For all the martial mayhem promised by its name, and by the painting on the box, I remember the game of Battleship as being a quiet, nerdy one, involving pencils, graph paper and frowning concentration.
The film, which is supposedly based on the game, doesn't have quite the same characteristics. A cross between Independence Day and Pearl Harbor, it's a trashy glorification of all things mechanical, especially things that make other things explode. It's also one of the loudest films you'll ever see. Moments of sombre reflection are married to AC/DC's greatest hits at full volume, while the action sequences are so ear-bleeding that even an electromagnetic signal zipping through the emptiness of outer space sounds as if someone's stuck a vacuum-cleaner in your ear.
It's this signal that attracts a squadron of alien spacecraft to our planet, but, unlike most extra-terrestrial invaders, they don't hover over the White House or crash land in the desert: they splash down in the sea off the coast of Hawaii. And then, instead of taking to the skies again, their ships hop through the ocean like gigantic, heavily armed porpoises. Unfortunately for them, it so happens that the world's navies have gathered nearby for a bridge-building exercise, which means that Taylor Kitsch (star of the ill-fated John Carter), Rihanna and Liam Neeson are ready to kick some slimy green butt.

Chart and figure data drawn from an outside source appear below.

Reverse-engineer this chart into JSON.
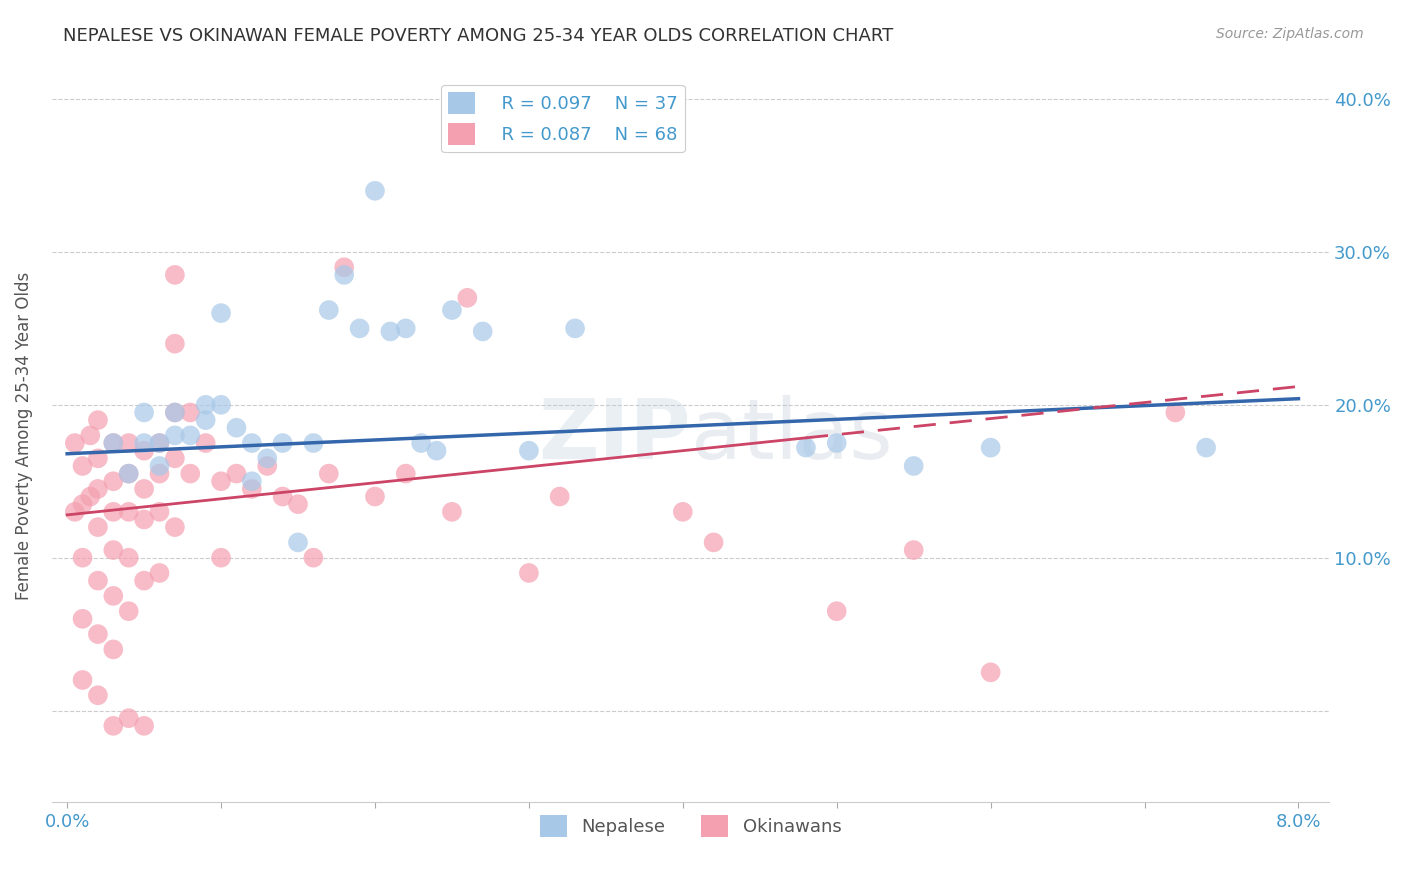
{
  "title": "NEPALESE VS OKINAWAN FEMALE POVERTY AMONG 25-34 YEAR OLDS CORRELATION CHART",
  "source": "Source: ZipAtlas.com",
  "ylabel": "Female Poverty Among 25-34 Year Olds",
  "xlim": [
    -0.001,
    0.082
  ],
  "ylim": [
    -0.06,
    0.42
  ],
  "xticks": [
    0.0,
    0.01,
    0.02,
    0.03,
    0.04,
    0.05,
    0.06,
    0.07,
    0.08
  ],
  "xticklabels": [
    "0.0%",
    "",
    "",
    "",
    "",
    "",
    "",
    "",
    "8.0%"
  ],
  "yticks_right": [
    0.0,
    0.1,
    0.2,
    0.3,
    0.4
  ],
  "yticklabels_right": [
    "",
    "10.0%",
    "20.0%",
    "30.0%",
    "40.0%"
  ],
  "nepalese_R": 0.097,
  "nepalese_N": 37,
  "okinawan_R": 0.087,
  "okinawan_N": 68,
  "nepalese_color": "#a8c8e8",
  "okinawan_color": "#f4a0b0",
  "nepalese_line_color": "#3366aa",
  "okinawan_line_color": "#cc4466",
  "background_color": "#ffffff",
  "grid_color": "#cccccc",
  "title_color": "#333333",
  "axis_label_color": "#4499cc",
  "nepalese_x": [
    0.003,
    0.004,
    0.005,
    0.005,
    0.006,
    0.006,
    0.007,
    0.007,
    0.008,
    0.009,
    0.009,
    0.01,
    0.01,
    0.011,
    0.012,
    0.012,
    0.013,
    0.014,
    0.015,
    0.016,
    0.017,
    0.018,
    0.019,
    0.02,
    0.021,
    0.022,
    0.023,
    0.024,
    0.025,
    0.027,
    0.03,
    0.033,
    0.048,
    0.05,
    0.055,
    0.06,
    0.074
  ],
  "nepalese_y": [
    0.175,
    0.155,
    0.195,
    0.175,
    0.175,
    0.16,
    0.195,
    0.18,
    0.18,
    0.2,
    0.19,
    0.26,
    0.2,
    0.185,
    0.175,
    0.15,
    0.165,
    0.175,
    0.11,
    0.175,
    0.262,
    0.285,
    0.25,
    0.34,
    0.248,
    0.25,
    0.175,
    0.17,
    0.262,
    0.248,
    0.17,
    0.25,
    0.172,
    0.175,
    0.16,
    0.172,
    0.172
  ],
  "okinawan_x": [
    0.0005,
    0.0005,
    0.001,
    0.001,
    0.001,
    0.001,
    0.001,
    0.0015,
    0.0015,
    0.002,
    0.002,
    0.002,
    0.002,
    0.002,
    0.002,
    0.002,
    0.003,
    0.003,
    0.003,
    0.003,
    0.003,
    0.003,
    0.003,
    0.004,
    0.004,
    0.004,
    0.004,
    0.004,
    0.004,
    0.005,
    0.005,
    0.005,
    0.005,
    0.005,
    0.006,
    0.006,
    0.006,
    0.006,
    0.007,
    0.007,
    0.007,
    0.007,
    0.007,
    0.008,
    0.008,
    0.009,
    0.01,
    0.01,
    0.011,
    0.012,
    0.013,
    0.014,
    0.015,
    0.016,
    0.017,
    0.018,
    0.02,
    0.022,
    0.025,
    0.026,
    0.03,
    0.032,
    0.04,
    0.042,
    0.05,
    0.055,
    0.06,
    0.072
  ],
  "okinawan_y": [
    0.175,
    0.13,
    0.16,
    0.135,
    0.1,
    0.06,
    0.02,
    0.18,
    0.14,
    0.19,
    0.165,
    0.145,
    0.12,
    0.085,
    0.05,
    0.01,
    0.175,
    0.15,
    0.13,
    0.105,
    0.075,
    0.04,
    -0.01,
    0.175,
    0.155,
    0.13,
    0.1,
    0.065,
    -0.005,
    0.17,
    0.145,
    0.125,
    0.085,
    -0.01,
    0.175,
    0.155,
    0.13,
    0.09,
    0.285,
    0.24,
    0.195,
    0.165,
    0.12,
    0.195,
    0.155,
    0.175,
    0.15,
    0.1,
    0.155,
    0.145,
    0.16,
    0.14,
    0.135,
    0.1,
    0.155,
    0.29,
    0.14,
    0.155,
    0.13,
    0.27,
    0.09,
    0.14,
    0.13,
    0.11,
    0.065,
    0.105,
    0.025,
    0.195
  ],
  "nepalese_line_intercept": 0.168,
  "nepalese_line_slope": 0.45,
  "okinawan_line_intercept": 0.128,
  "okinawan_line_slope": 1.05
}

Battleship is set in a universe where technologically superior aliens can be defeated by some cool stunt-driving and a right-hook to the jaw, and where the deaths of tens of thousands of innocent civilians are justified if they inspire the hero to ask his sexy blonde girlfriend's dad for her hand in marriage. But I admit I quite admired its bludgeoning energy and its hearty, unapologetic embrace of every post-Top Gun cliché. With a plot that makes reasonable sense, and a laugh-at/ laugh-with ratio of about 50:50, Battleship is cleverer and funnier than most blockbusters of its decibel level. It also allows Japanese seamen as well as Americans to be the heroes, while presenting the monsters as being far less bloodthirsty than the humans they're up against. If you really have to make a noisy, cheesy, militaristic alien invasion movie, then this is how it should be done.
All the same, it's a relief to sample the more refined flavours of Delicacy, a bittersweet Parisian comedy drama starring Audrey Tautou. Near the beginning of the film, her perfect husband is killed in a traffic accident, a very real danger for happy couples in the movies these days, if One Day and The Adopted are anything to go by.
Tautou's all-consuming grief is acutely observed and forcefully played, but eventually she begins her slow recovery. Two of the men in her office are particularly keen to help: her handsome boss (Bruno Todeschini), who doesn't see his marriage as any obstacle to their future together, and a lumbering Swedish subordinate (François Damiens) who wears so much beige that half of his co-workers haven't even noticed him.
Tautou is now so skinny that you keep expecting her to slip down a crack in the pavement, and the film as a whole doesn't have much more meat on it, in plot terms, but Delicacy serves up lots of tasty morsels to nibble on: the elegant ways in which it skips from day to day and year to year; hints dropped about the secret lives of its supporting characters; dresses that make the female staff of Mad Men look as if they've slouched in on Casual Friday.
Despite being underpinned by gnawing sadness, it's really a twinkly, playful Doris Day office comedy, if one that never explains what the characters actually do in their office.
Sean Penn goes Goth and hunts Nazis in Paolo Sorrentino's sublimely oddball road movie This Must be the Place. Meanwhile, the first Argentine Film Festival comes to London's Ritzy, (Wed to Sun). Ricardo Darin – from Carancho and The Secret In Their Eyes – stars in the festival opener Chinese Take-Away (argentinefilmfestival.com).